In [8]:
import numpy as np
import pandas as pd
import pandas_datareader.data as web
import os
import warnings

warnings.filterwarnings('ignore')

In [39]:
def mySVD(A):
    V1 = np.dot(A.T, A)
    U1 = np.dot(A, A.T)
    V_val, V = np.linalg.eig(V1)
    U_val, U = np.linalg.eig(U1)
    S = np.sqrt(U_val)
    if np.allclose(np.eye(len(U)), U.dot(U.T.conj())) == True and np.allclose(np.eye(len(V)), V.dot(V.T.conj())) == True:
        return -np.sort(-S)
    else:
        print('\nError: matrix U or V is not unitary matrix.\n')
        return -np.sort(-S)

In [42]:
def compute_distribution(df):
    s = mySVD(df)
    rate = s/np.sum(s)
    return rate


def compute_entropy(x):
    s = compute_distribution(x)
    entropy = -np.log2(np.inner(s,np.log2(1+s)))
    return entropy


def relative_entropy(p,q):
    if not(p.shape == q.shape):
        print("\n Error: dimension must be aligned for two vectors\n")
        quit()
    p_over_q = np.zeros(len(p))
    with np.errstate(divide='ignore'):
        p_over_q = p/q
    t = np.log2(p_over_q)
    t[np.isnan(t)] = 0.0
    t[np.isinf(t)] = 0.0
    ans = np.inner(p,t)
    return ans

In [12]:
def retrieve_stock_data(stock_list, s_date, e_date):
    i = 0
    stock_data = {}
    for stock in stock_list:
        data = web.DataReader(stock, 'yahoo', s_date, e_date)
        stock_data[stock] = data
        filename = stock + '.csv'
        data.to_csv(filename)
        i += 1
    return stock_data

In [15]:
stock_list = ['GM', 'F', 'TM', 'TSLA', 'HMC']

dir_name = 'Stock_data'
if not os.path.isfile(dir_name):
    try:
        os.mkdir(dir_name)
    except FileExistsError:
        print("Can't create " + dir_name + "!\t")
        print("A same name folder may exist\n")

os.chdir(dir_name)
stock_data = retrieve_stock_data(stock_list, '10/01/2018', '11/04/2019')
os.chdir('..')
print("\nData retrival is complete. Check your directory**" + dir_name + "**to find your data!\n")

Can't create Stock_data!	
A same name folder may exist


Data retrival is complete.
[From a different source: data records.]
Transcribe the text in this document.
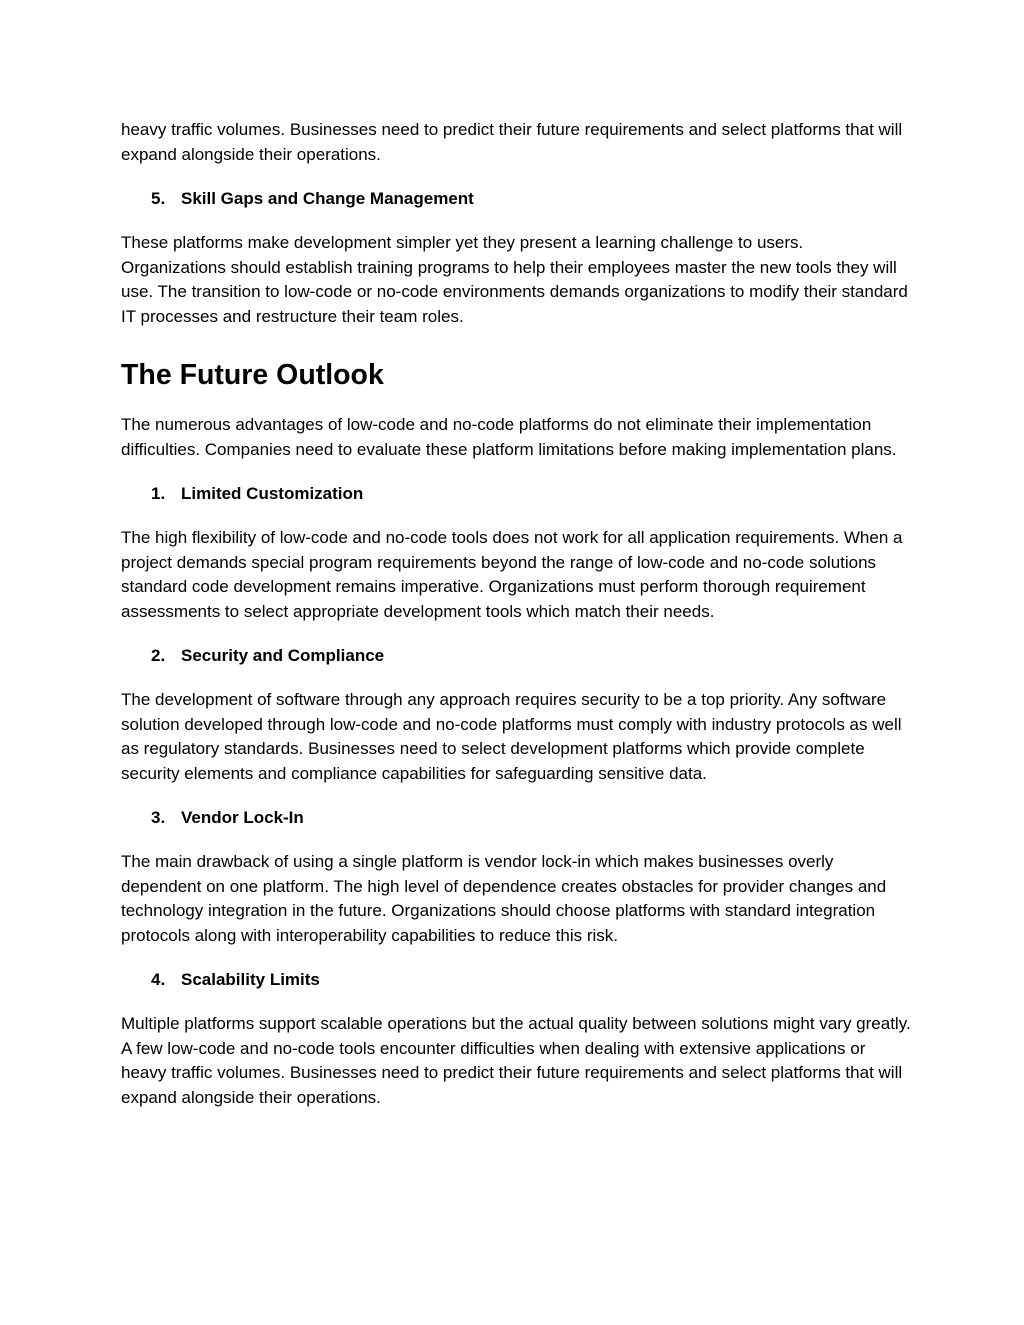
heavy traffic volumes. Businesses need to predict their future requirements and select platforms that will expand alongside their operations.

5. Skill Gaps and Change Management

These platforms make development simpler yet they present a learning challenge to users. Organizations should establish training programs to help their employees master the new tools they will use. The transition to low-code or no-code environments demands organizations to modify their standard IT processes and restructure their team roles.

The Future Outlook

The numerous advantages of low-code and no-code platforms do not eliminate their implementation difficulties. Companies need to evaluate these platform limitations before making implementation plans.

1. Limited Customization

The high flexibility of low-code and no-code tools does not work for all application requirements. When a project demands special program requirements beyond the range of low-code and no-code solutions standard code development remains imperative. Organizations must perform thorough requirement assessments to select appropriate development tools which match their needs.

2. Security and Compliance

The development of software through any approach requires security to be a top priority. Any software solution developed through low-code and no-code platforms must comply with industry protocols as well as regulatory standards. Businesses need to select development platforms which provide complete security elements and compliance capabilities for safeguarding sensitive data.

3. Vendor Lock-In

The main drawback of using a single platform is vendor lock-in which makes businesses overly dependent on one platform. The high level of dependence creates obstacles for provider changes and technology integration in the future. Organizations should choose platforms with standard integration protocols along with interoperability capabilities to reduce this risk.

4. Scalability Limits

Multiple platforms support scalable operations but the actual quality between solutions might vary greatly. A few low-code and no-code tools encounter difficulties when dealing with extensive applications or heavy traffic volumes. Businesses need to predict their future requirements and select platforms that will expand alongside their operations.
Check your directory**Stock_data**to find your data!



In [48]:
stock_entropy = np.zeros(len(stock_list))
p_distribution = {}
i = 0
for stock in stock_list:
    df = stock_data[stock].iloc[:, 2:7]
    p_distribution[stock] = compute_distribution(df)
    stock_entropy[i] = compute_entropy(df)
    i += 1

print('\nChecking stock entropy\n')
print(stock_entropy)
    
relative_entropy_matrix = np.zeros([len(p_distribution),len(p_distribution)])
for i in range(len(stock_list)):
    for j in range(len(stock_list)):
        relative_entropy_matrix[i,j] = relative_entropy(p_distribution[stock_list[i]], p_distribution[stock_list[j]])
relative_entropy_df = pd.DataFrame(data=relative_entropy_matrix, index= stock_list, columns= stock_list)
print('\nChecking Relative Entropy\n')
display(relative_entropy_df)


Error: matrix U or V is not unitary matrix.


Error: matrix U or V is not unitary matrix.


Error: matrix U or V is not unitary matrix.


Error: matrix U or V is not unitary matrix.


Error: matrix U or V is not unitary matrix.


Error: matrix U or V is not unitary matrix.


Error: matrix U or V is not unitary matrix.


Error: matrix U or V is not unitary matrix.


Error: matrix U or V is not unitary matrix.


Error: matrix U or V is not unitary matrix.


Checking stock entropy

[7.92238789e-06 1.57281394e-06 1.28272087e-03 6.09982212e-05
 6.97592246e-05]

Checking Relative Entropy



Unnamed: 0,GM,F,TM,TSLA,HMC
GM,-1.601708e-16,6.961928e-06,0.0007203337,2.185338e-05,2.62009e-05
F,2.395623e-06,-1.601712e-16,0.000742077,3.265958e-05,3.809773e-05
TM,0.00318334,0.005368681,-4.908151e-22,0.001577918,0.00148061
TSLA,4.510113e-05,0.0001427462,0.0006032564,-1.1931270000000002e-23,-2.762163e-07
HMC,5.619704e-05,0.0001692869,0.0005888465,1.610801e-08,-6.780950000000001e-23


# Conclution
#### The entropy measures the uncertainty of a stock, the lower the entropy , greater uncertainty the stock will have.   GM are most stable in stock price among the fives stocks, while Tesla Ford and Honda also stable in stock price trends. Toyota are more risky in stock prices’ trend. Relative entropy compares it’s stability with other stocks. GM has high stability in stock prices among the five stocks,Ford Motor has second highest stability  in stock prices among the five stocks. Toyota has highest uncertainty among the five stocks. Tesla and Honda has similar satibilty in stock prices.